Bloch Oscillations of Einstein-Podolsky-Rosen States

TL;DR

This paper reports the first experimental observation of Bloch Oscillations in two-particle Einstein-Podolsky-Rosen states, revealing quantum correlations and transitions between particle bunching and antibunching.

Contribution

It demonstrates Bloch Oscillations of nonlocal quantum states, expanding the understanding of quantum dynamics beyond classical and separable states.

Findings

Observation of BOs in EPR states

Transitions from antibunching to bunching

Ability to tailor spatial correlations

Abstract

Bloch Oscillations (BOs) of quantum particles manifest themselves as periodic spreading and re-localization of the associated wave functions when traversing lattice potentials subject to external gradient forces. Albeit BOs are deeply rooted into the very foundations of quantum mechanics, all experimental observations of this phenomenon so far have only contemplated dynamics of one or two particles initially prepared in separable local states, which is well described by classical wave physics.
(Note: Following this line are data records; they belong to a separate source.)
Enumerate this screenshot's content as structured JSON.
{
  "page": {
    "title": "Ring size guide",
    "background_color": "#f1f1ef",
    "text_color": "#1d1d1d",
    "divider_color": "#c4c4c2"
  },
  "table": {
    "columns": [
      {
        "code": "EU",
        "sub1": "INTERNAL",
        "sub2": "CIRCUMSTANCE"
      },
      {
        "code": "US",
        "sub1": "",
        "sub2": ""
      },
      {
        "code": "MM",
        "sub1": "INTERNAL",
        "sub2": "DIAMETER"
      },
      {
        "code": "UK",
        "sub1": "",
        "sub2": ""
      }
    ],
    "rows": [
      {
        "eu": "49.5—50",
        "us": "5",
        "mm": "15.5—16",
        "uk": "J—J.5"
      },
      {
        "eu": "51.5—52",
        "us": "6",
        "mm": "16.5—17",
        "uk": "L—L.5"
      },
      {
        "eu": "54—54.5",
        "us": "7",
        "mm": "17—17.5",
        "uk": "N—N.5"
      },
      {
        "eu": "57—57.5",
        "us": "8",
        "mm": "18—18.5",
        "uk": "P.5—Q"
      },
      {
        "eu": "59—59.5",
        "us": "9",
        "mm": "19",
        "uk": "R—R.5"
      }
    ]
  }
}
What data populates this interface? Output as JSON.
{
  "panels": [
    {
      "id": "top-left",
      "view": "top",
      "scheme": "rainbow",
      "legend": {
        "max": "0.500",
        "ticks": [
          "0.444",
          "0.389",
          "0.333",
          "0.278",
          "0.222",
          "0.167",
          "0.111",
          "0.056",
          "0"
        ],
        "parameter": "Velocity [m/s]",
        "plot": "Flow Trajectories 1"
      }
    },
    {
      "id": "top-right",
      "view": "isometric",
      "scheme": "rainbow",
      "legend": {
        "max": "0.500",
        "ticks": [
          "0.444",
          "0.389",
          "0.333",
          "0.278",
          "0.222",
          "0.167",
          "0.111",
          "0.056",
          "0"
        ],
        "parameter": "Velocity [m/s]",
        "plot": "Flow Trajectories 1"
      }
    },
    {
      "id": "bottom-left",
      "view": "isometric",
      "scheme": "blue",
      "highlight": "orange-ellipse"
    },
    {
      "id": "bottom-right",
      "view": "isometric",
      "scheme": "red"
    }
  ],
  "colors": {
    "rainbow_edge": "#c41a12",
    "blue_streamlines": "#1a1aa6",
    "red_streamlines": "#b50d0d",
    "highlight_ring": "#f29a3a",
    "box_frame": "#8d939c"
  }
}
Evidently, a more general description of genuinely quantum BOs will be achieved upon excitation of a Bloch-oscillator lattice system by nonlocal states, that is, containing correlations in contradiction with local realism. Here we report the first experimental observation of BOs of two-particle Einstein-Podolsky-Rosen states (EPR), whose associated N-particle wave functions are nonlocal by nature. The time evolution of two-photon EPR states in Bloch-oscillators, whether symmetric, antisymmetric or partially symmetric, reveals unexpected transitions from particle antibunching to bunching. Consequently, the initial state can be tailored to produce spatial correlations akin to bosons, fermions or anyons. These results pave the way for a wider class of photonic quantum simulators.